The Rambam is famous for promoting the idea of taamei hamitzvos, that we are meant to decipher a Divine Will behind the instructions Gd gave us. True, we won't comprehend everything, and failure to comprehend should not translate into failure to observe [see Hilchos Meilah 8:8], but we are meant to investigate mitzvos and discover Divine intent and philosophy behind them.
So it is that Kashrut may not be a set of disparate dietary laws, but a guide to healthy eating, or a unique diet setting us apart from the nations.
So it is that the laws of male haircuts may not be a set of grooming rules, but a way to distinguish ourselves from Egyptian priests.
And so it is that we look at a woman's exemption/exclusion from various duties, and deduce a greater philosophical picture of "How the Torah views women". It's an extension of the Rambam's approach to divining taamei hamitzvos.
The other hand:
The Talmud (Mishnah Kiddushin 1:7) declares that women are exempt from time-bound duties, unless we have an opposing lesson for a particular duty. Most authorities seem to view this as a prescriptive rule; when considering a woman's obligation in particular mitzvah, I can ask, "Is this time-bound?" And if the answer is Yes, then I can assume that women are exempt.
This rule leads to a taamei hamitzvos-style question: Why is the woman exempt from time-bound duties? Is it because the Torah's view of women is that they are dedicated to family and therefore they need their time free? Is it because they don't need the rigorous scheduling and structure that men need? And so we craft ideas of a "woman's role".

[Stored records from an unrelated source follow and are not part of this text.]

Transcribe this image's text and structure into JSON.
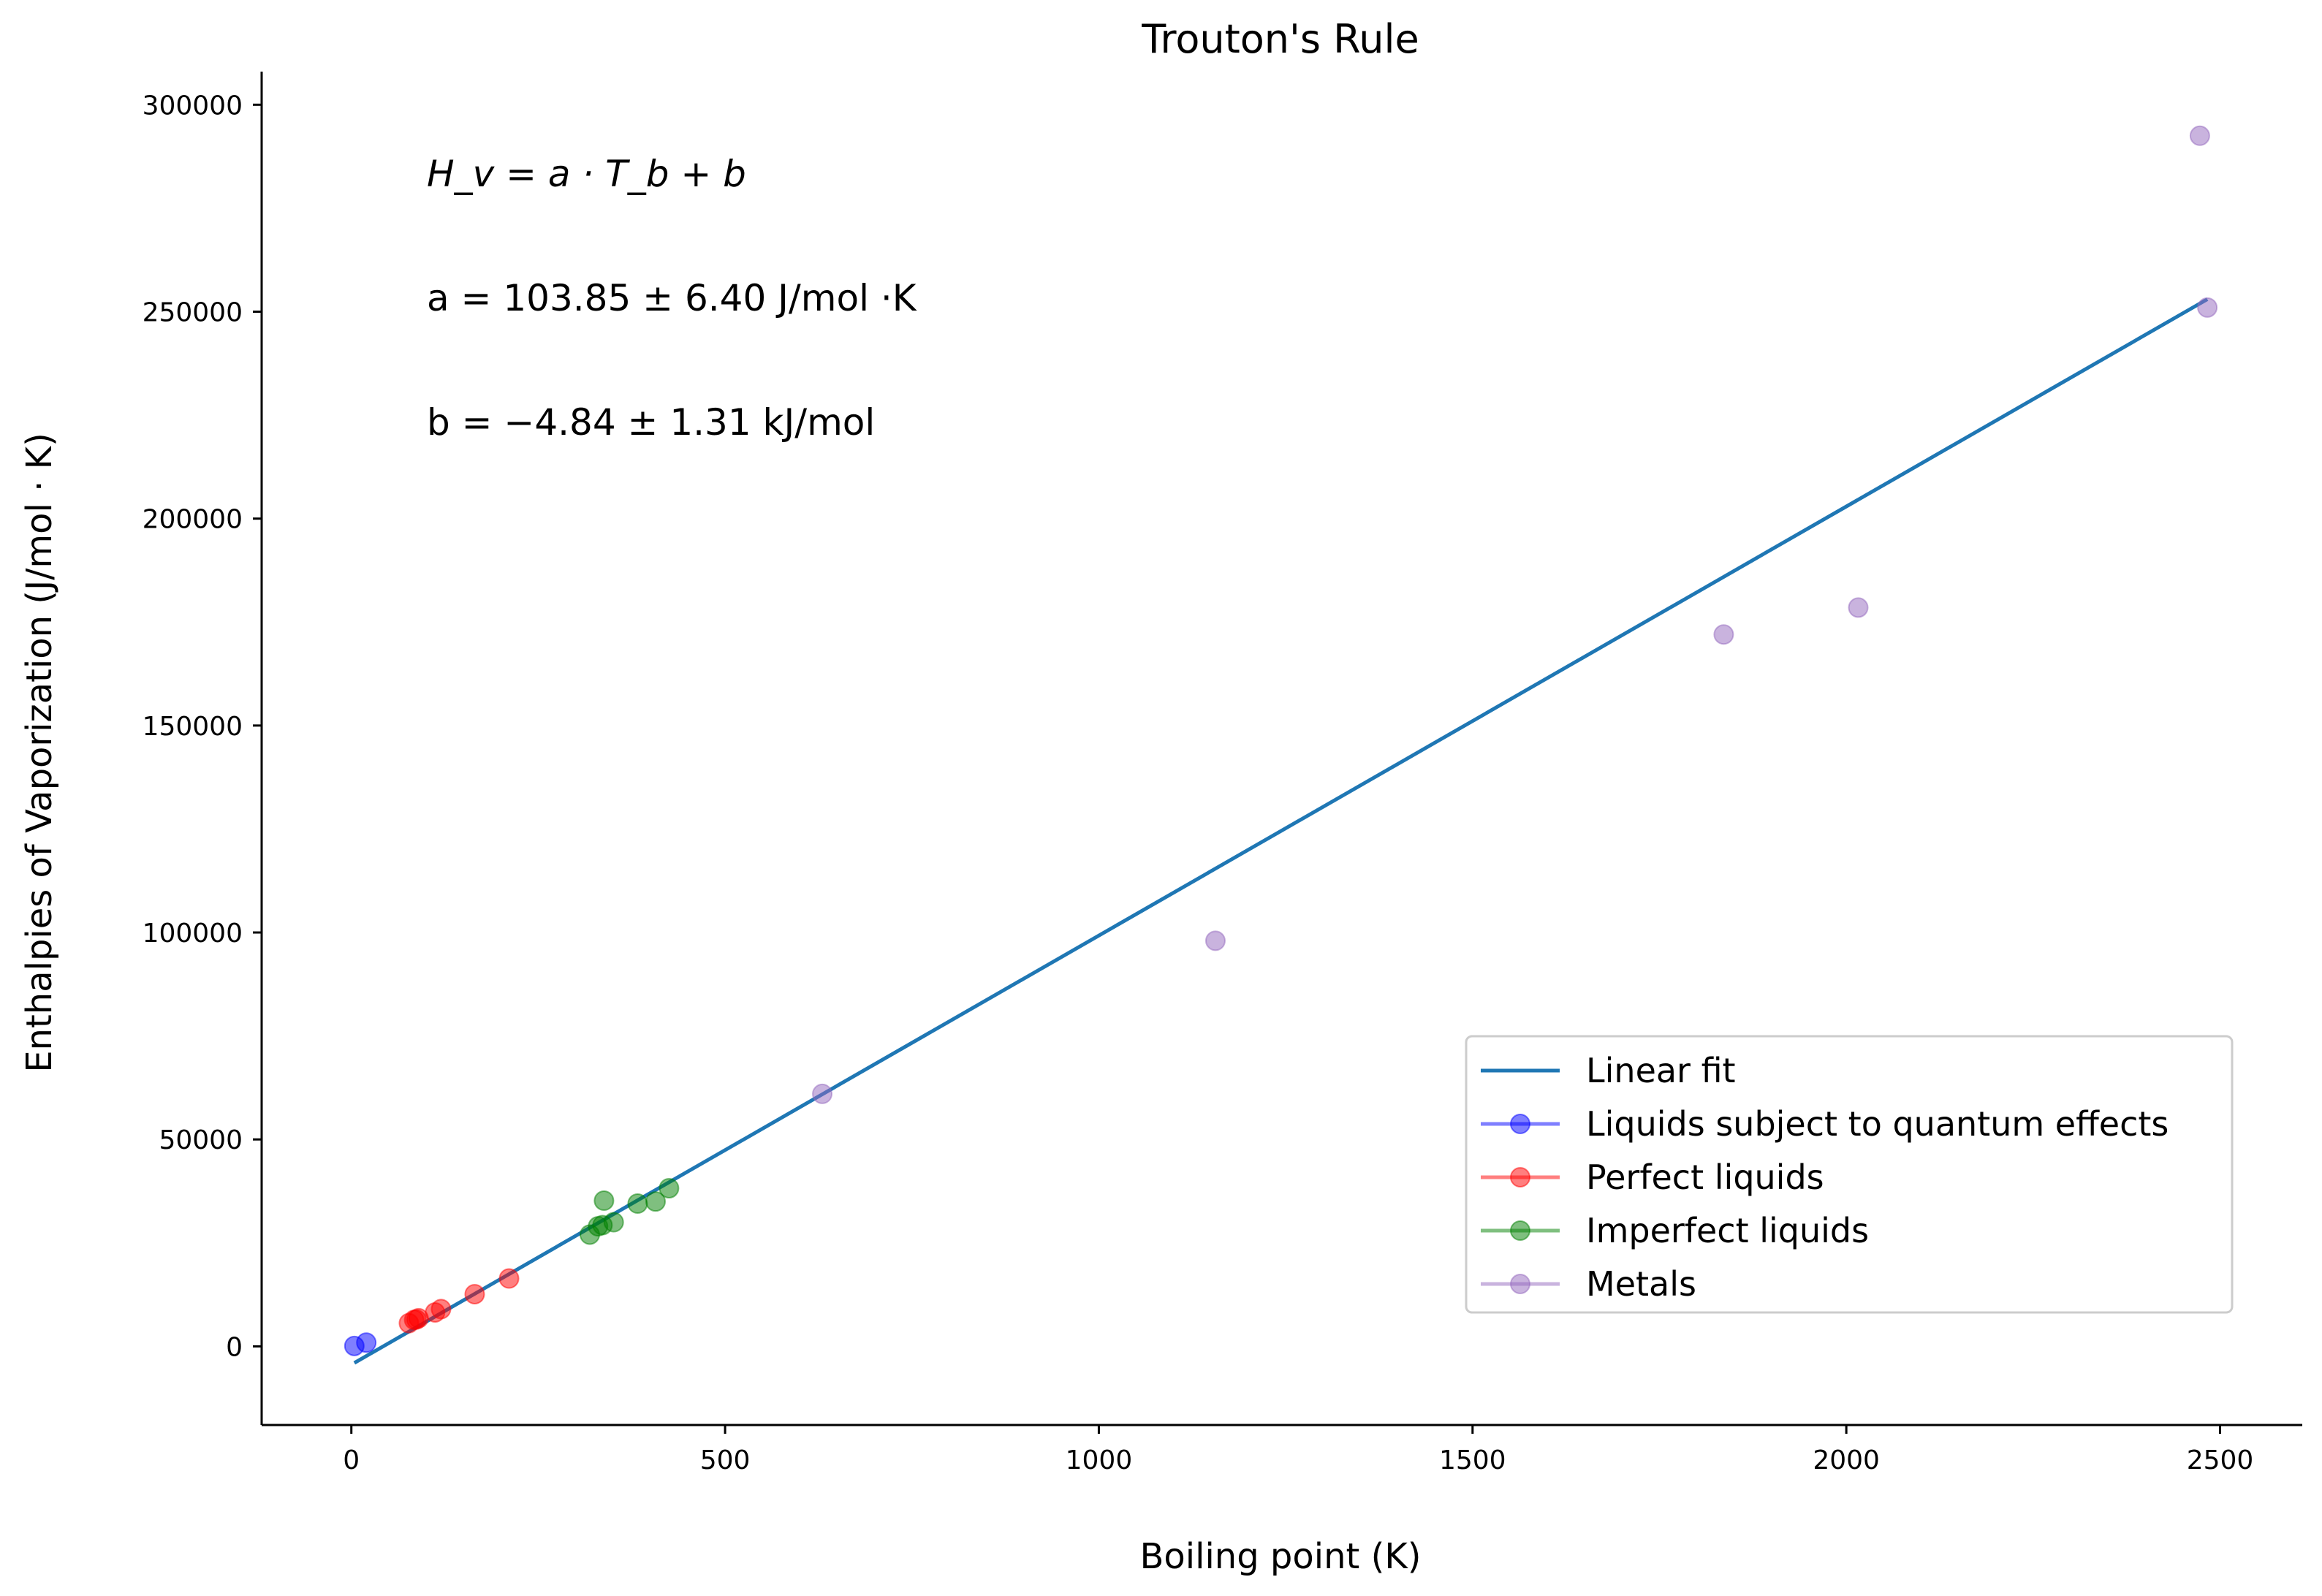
{
  "chart_data": {
    "type": "scatter",
    "title": "Trouton's Rule",
    "xlabel": "Boiling point (K)",
    "ylabel": "Enthalpies of Vaporization (J/mol · K)",
    "xlim": [
      -120,
      2610
    ],
    "ylim": [
      -19000,
      308000
    ],
    "xticks": [
      0,
      500,
      1000,
      1500,
      2000,
      2500
    ],
    "yticks": [
      0,
      50000,
      100000,
      150000,
      200000,
      250000,
      300000
    ],
    "x_tick_labels": [
      "0",
      "500",
      "1000",
      "1500",
      "2000",
      "2500"
    ],
    "y_tick_labels": [
      "0",
      "50000",
      "100000",
      "150000",
      "200000",
      "250000",
      "300000"
    ],
    "grid": false,
    "legend_position": "lower-right",
    "annotations": {
      "formula": "H_v = a · T_b + b",
      "a_text": "a = 103.85 ± 6.40 J/mol ·K",
      "b_text": "b = −4.84 ± 1.31 kJ/mol"
    },
    "fit": {
      "name": "Linear fit",
      "color": "#1f77b4",
      "x": [
        4,
        2483
      ],
      "y": [
        -4000,
        253000
      ]
    },
    "series": [
      {
        "name": "Liquids subject to quantum effects",
        "color": "#0000ff",
        "points": [
          [
            4,
            100
          ],
          [
            20,
            900
          ]
        ]
      },
      {
        "name": "Perfect liquids",
        "color": "#ff0000",
        "points": [
          [
            77,
            5600
          ],
          [
            84,
            6400
          ],
          [
            87,
            6500
          ],
          [
            90,
            6800
          ],
          [
            112,
            8200
          ],
          [
            120,
            9000
          ],
          [
            165,
            12600
          ],
          [
            211,
            16400
          ]
        ]
      },
      {
        "name": "Imperfect liquids",
        "color": "#008000",
        "points": [
          [
            319,
            27000
          ],
          [
            330,
            29000
          ],
          [
            336,
            29300
          ],
          [
            338,
            35200
          ],
          [
            351,
            30000
          ],
          [
            383,
            34500
          ],
          [
            407,
            35000
          ],
          [
            425,
            38200
          ]
        ]
      },
      {
        "name": "Metals",
        "color": "#9467bd",
        "points": [
          [
            630,
            61000
          ],
          [
            1156,
            98000
          ],
          [
            1836,
            172000
          ],
          [
            2016,
            178500
          ],
          [
            2473,
            292500
          ],
          [
            2483,
            251000
          ]
        ]
      }
    ]
  }
}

But the Rambam discounted the whole idea that this is a prescriptive rule. As he explained in his commentary to this mishnah, there are many exceptions to this "rule", and it is actually not a rule at all, but only a convenient-but-incomplete way to describe a set of duties from which women are exempt. The Rambam rejects the whole idea that we are meant to connect women and time in some philosophical way – undermining the "woman's role" that others have described.
This is probably wishful thinking, but I'd like to believe that when the Rambam dynamited the "time-bound duties" concept, he was really dynamiting the idea of a "woman's role" altogether. I find the concept of "woman's role" to be of the unhealthiest breed of taamei hamitzvos, placing a false face on the Torah's laws based on whatever fad is current, and so demanding that people come up with new roles that fit better with our zeitgeist, regardless of how well or poorly those new roles fit actual Torah, or actual women.
Sometimes a mitzvah is just a mitzvah, an exemption or exclusion is just an exemption or exclusion, and there are no roles involved.
[And speaking of role-busting, I made this three-cheese baked ziti with spinach for the kids the other night, and it was very good. I recommend the recipe.]